Pool Sample Variances with Unequal Variances


Compute the Satterthwaite (1946) approximation to the distribution of a weighted sum of sample variances.


poolVar(var, df=n-1, multiplier=1/n, n)


var numeric vector of independent sample variances
df numeric vector of degrees of freedom for the sample variances
multiplier numeric vector giving multipliers for the sample variances
n numeric vector of sample sizes


The sample variances var are assumed to follow scaled chi-square distributions. A scaled chi-square approximation is found for the distribution of sum(multiplier * var) by equating first and second moments. On output the sum to be approximated is equal to multiplier * var which follows approximately a scaled chisquare distribution on df degrees of freedom. The approximation was proposed by Satterthwaite (1946).

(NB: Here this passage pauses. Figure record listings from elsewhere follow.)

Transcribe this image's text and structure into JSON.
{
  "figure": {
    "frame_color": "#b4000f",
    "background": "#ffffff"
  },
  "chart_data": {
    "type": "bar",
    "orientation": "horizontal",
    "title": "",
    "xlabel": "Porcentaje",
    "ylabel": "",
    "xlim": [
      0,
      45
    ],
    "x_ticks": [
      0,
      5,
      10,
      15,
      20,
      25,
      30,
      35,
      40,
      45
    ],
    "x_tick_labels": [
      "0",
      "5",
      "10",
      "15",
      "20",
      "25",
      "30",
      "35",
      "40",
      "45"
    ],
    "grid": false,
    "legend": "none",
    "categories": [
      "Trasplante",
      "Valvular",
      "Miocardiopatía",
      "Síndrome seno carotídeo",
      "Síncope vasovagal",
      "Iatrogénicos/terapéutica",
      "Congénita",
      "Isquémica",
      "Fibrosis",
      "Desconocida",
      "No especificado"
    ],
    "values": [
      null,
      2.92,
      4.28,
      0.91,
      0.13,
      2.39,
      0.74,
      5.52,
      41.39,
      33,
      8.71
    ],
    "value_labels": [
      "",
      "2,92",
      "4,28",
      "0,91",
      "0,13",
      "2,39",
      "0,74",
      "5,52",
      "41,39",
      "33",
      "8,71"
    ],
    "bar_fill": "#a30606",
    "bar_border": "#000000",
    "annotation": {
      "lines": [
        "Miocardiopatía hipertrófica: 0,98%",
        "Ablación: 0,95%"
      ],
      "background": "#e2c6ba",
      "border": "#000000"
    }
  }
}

If there are only two groups and the degrees of freedom are one less than the sample sizes then this gives the denominator of Welch's t-test for unequal variances.


A list with components

var effective pooled sample variance
df effective pooled degrees of freedom
multiplier pooled multiplier


Gordon Smyth


#  Welch's t-test with unequal variances
x <- rnorm(10,mean=1,sd=2)
y <- rnorm(20,mean=2,sd=1)
s2 <- c(var(x),var(y))
n <- c(10,20)
out <- poolVar(var=s2,n=n)
tstat <- (mean(x)-mean(y)) / sqrt(out$var*out$multiplier)
pvalue <- 2*pt(-abs(tstat),df=out$df)
#  Equivalent to t.test(x,y)